The purpose of this wordplay, of course, is to equate innocent victims of terrorist groups with members of paramilitary organisations who died or incurred injuries, often while they tried to attack people or property. The trick was devised by Irish separatists, but now Alliance is complicit. And, if you apply the logic to terrorism outside Northern Ireland, as many “progressives” like to do with Palestine, it means that Jihad Al-Shamie is potentially a victim, just like the two innocent Jewish people killed because of his murderous actions.
This moral obscenity is not surprising from any of the “progressive” parties in Northern Ireland. Alliance claims to be “constitutionally neutral”, and it previously saw its role as bringing people together, even if it was ineffective at doing even that. Now, thanks to a new generation of activists, it has adopted every divisive and stupid “woke” cause. It supports everything from extreme trans ideology, to votes at 16, to forcing Irish language signs into areas of Belfast where they are opposed by the vast majority of residents.
This agenda has been pushed gleefully by many media outlets, including the BBC. The Corporation’s discussion programmes regularly feature unbalanced “progressive” panels, agreeing heartily against the protests of one token unionist, or sometimes none at all.
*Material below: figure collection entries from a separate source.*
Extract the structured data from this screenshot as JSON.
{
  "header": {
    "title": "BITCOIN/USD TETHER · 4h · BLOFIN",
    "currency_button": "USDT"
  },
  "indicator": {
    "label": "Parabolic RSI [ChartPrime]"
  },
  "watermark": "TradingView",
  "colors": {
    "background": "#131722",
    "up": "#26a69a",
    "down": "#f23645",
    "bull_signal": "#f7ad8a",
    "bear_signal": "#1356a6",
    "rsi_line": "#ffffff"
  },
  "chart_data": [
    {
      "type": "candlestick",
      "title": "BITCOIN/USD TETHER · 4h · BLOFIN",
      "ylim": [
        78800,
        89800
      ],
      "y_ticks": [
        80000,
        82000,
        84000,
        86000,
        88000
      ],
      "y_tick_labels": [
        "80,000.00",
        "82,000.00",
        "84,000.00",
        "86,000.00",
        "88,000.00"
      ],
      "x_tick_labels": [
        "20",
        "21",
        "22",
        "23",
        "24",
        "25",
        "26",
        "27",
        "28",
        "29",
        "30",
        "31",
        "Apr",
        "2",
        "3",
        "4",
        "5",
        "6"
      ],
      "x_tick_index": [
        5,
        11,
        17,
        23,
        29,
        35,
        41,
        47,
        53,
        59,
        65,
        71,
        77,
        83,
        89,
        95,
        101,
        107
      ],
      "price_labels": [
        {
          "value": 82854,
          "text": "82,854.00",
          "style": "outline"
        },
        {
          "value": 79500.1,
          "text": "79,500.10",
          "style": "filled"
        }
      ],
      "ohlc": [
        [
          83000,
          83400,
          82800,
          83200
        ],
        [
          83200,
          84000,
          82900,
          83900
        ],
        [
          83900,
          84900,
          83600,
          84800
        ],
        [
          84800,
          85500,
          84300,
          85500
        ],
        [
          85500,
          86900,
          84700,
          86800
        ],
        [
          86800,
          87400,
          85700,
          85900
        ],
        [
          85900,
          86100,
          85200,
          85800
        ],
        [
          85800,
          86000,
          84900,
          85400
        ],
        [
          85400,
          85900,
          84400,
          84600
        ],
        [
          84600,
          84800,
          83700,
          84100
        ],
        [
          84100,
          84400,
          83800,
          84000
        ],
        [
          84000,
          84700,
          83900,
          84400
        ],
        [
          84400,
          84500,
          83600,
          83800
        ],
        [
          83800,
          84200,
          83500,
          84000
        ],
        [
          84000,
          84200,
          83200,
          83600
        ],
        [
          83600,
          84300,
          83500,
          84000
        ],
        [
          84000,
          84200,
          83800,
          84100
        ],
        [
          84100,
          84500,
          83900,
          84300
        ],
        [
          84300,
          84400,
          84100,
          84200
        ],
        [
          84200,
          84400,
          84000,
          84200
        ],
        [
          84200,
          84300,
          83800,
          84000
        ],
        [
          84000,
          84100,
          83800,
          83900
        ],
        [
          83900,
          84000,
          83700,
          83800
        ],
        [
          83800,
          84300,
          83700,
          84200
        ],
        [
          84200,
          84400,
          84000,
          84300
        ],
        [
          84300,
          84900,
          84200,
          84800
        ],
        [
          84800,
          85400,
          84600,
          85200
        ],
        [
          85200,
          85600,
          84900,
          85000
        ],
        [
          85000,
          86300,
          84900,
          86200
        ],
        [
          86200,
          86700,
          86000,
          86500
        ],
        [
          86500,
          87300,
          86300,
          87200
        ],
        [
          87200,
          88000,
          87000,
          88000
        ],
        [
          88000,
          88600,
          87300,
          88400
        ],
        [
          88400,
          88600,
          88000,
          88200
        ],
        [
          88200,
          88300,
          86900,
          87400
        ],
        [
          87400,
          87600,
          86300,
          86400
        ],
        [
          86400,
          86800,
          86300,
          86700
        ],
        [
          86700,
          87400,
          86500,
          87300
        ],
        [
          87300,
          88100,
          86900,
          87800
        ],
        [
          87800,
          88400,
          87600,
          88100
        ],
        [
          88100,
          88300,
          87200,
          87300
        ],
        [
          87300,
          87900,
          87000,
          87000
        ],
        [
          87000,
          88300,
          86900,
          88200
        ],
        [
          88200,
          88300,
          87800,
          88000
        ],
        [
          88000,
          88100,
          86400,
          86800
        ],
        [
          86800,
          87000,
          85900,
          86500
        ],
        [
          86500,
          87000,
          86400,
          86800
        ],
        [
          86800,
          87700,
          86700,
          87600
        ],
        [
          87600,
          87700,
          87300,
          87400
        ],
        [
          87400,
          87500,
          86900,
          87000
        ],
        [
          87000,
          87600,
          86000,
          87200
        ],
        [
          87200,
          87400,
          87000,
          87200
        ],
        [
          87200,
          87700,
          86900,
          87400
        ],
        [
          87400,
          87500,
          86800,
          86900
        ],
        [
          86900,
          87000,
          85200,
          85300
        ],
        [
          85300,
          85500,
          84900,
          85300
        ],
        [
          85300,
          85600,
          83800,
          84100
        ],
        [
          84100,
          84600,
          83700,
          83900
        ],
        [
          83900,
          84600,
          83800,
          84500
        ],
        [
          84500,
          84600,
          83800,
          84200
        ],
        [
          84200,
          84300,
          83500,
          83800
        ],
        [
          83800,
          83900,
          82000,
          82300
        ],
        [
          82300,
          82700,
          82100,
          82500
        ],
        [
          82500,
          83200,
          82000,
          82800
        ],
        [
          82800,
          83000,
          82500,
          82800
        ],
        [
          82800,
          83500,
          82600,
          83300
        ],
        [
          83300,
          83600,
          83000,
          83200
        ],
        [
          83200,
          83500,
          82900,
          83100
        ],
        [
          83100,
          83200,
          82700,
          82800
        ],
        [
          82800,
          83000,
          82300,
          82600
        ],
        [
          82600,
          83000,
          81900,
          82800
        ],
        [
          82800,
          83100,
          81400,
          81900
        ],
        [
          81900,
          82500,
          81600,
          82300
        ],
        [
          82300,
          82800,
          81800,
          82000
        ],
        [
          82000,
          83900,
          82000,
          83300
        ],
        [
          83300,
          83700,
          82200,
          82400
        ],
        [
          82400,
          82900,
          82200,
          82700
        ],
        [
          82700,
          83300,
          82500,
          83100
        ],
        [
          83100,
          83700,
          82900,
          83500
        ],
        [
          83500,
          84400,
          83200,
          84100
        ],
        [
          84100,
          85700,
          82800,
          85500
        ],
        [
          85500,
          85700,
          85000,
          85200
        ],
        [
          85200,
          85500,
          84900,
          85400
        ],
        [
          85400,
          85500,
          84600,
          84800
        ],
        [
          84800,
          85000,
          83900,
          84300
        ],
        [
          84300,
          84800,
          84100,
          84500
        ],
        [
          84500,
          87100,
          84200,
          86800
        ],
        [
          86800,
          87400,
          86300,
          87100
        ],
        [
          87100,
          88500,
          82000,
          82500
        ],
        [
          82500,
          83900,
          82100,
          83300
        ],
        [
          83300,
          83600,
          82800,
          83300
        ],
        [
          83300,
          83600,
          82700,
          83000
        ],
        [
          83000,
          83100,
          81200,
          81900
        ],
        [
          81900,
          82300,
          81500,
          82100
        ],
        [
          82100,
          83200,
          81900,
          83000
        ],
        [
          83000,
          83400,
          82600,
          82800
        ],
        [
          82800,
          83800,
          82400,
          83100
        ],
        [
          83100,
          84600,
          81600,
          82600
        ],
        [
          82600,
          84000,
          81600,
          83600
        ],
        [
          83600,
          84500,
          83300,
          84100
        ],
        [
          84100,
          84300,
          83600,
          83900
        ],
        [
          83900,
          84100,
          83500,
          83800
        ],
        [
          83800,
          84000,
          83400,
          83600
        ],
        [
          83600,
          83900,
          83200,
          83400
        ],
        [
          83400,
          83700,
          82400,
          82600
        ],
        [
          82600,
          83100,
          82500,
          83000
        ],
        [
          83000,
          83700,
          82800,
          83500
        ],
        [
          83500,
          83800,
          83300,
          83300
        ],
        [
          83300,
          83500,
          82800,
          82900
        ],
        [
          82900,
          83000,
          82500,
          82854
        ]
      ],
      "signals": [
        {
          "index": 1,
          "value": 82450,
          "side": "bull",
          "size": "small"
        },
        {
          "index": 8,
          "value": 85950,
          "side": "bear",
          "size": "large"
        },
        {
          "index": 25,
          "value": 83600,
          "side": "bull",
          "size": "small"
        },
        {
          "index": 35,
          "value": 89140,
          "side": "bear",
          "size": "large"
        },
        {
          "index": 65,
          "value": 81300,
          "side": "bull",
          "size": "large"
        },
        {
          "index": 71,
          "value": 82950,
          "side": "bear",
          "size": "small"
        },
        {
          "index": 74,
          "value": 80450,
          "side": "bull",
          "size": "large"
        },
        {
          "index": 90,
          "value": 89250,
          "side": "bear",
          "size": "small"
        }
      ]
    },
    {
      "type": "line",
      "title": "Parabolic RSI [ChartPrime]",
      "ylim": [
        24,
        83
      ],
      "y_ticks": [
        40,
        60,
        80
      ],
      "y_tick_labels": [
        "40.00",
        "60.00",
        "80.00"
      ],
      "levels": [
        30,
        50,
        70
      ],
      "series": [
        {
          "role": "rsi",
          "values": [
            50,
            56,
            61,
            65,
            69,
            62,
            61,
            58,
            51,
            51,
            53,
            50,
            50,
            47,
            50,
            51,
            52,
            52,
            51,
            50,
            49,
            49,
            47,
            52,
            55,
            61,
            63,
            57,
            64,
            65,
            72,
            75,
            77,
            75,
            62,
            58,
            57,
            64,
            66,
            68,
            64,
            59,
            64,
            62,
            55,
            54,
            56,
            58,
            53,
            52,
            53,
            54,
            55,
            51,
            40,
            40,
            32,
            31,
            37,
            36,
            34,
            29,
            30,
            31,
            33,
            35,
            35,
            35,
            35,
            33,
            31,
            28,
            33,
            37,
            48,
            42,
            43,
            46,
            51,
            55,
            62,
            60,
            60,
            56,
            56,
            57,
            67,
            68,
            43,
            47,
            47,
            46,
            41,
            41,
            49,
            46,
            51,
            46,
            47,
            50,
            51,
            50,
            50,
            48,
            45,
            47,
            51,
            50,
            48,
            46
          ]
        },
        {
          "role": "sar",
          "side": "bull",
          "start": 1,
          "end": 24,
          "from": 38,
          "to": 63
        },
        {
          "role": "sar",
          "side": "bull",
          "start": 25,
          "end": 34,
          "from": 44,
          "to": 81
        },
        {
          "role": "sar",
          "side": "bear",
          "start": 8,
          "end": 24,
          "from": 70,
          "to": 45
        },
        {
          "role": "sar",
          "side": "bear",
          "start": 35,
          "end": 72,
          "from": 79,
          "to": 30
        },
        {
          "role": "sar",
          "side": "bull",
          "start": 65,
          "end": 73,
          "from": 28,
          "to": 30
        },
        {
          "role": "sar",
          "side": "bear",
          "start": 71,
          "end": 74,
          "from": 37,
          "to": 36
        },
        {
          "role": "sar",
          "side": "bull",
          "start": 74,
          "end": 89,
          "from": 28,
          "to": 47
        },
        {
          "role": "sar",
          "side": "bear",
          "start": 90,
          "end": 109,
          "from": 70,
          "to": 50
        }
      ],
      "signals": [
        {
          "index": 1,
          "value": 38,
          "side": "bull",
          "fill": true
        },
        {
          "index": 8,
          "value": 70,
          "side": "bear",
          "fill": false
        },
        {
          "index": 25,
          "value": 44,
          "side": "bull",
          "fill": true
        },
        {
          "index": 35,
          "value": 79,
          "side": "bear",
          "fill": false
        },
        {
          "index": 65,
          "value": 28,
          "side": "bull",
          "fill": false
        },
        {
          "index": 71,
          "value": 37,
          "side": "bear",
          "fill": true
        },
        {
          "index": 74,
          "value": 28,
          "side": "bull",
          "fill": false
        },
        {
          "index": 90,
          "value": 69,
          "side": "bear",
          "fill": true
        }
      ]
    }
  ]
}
Meanwhile, some critics would suggest that the Northern Ireland Office, an outpost of government that, like the Borg from Star Trek, seems to assimilate every secretary of state that arrives in Ulster, has regarded Alliance almost like its political wing.
The good news is that Naomi Long and other ministers in this progressive bloc are beginning to be found out, simply because, behind the woke rhetoric, they are bereft of political content. There are grumbles, even on the left, that she and her party colleague, Andrew Muir, have achieved nothing since taking up their portfolios in the power-sharing executive. Mr Muir, the environment minister, likes to flaunt his eco-credentials, but he has failed to come up with an effective plan to clean up Lough Neagh, the UK’s largest lake, which is also shockingly polluted. Mrs Long likes to evade tricky questions about policing and justice, by claiming that she cannot discuss “operational” matters.
Most of all, Alliance’s effective rejection of innocent victims will have repelled many middle-ground voters, who previously seemed oblivious to its lurch toward nationalism. In Northern Ireland, a reaction to rampant progressivism is finally emerging, perhaps later than in other parts of the west. The nationalist parties, but particularly Alliance, may soon find that their increasingly radical views result in voters turning against them.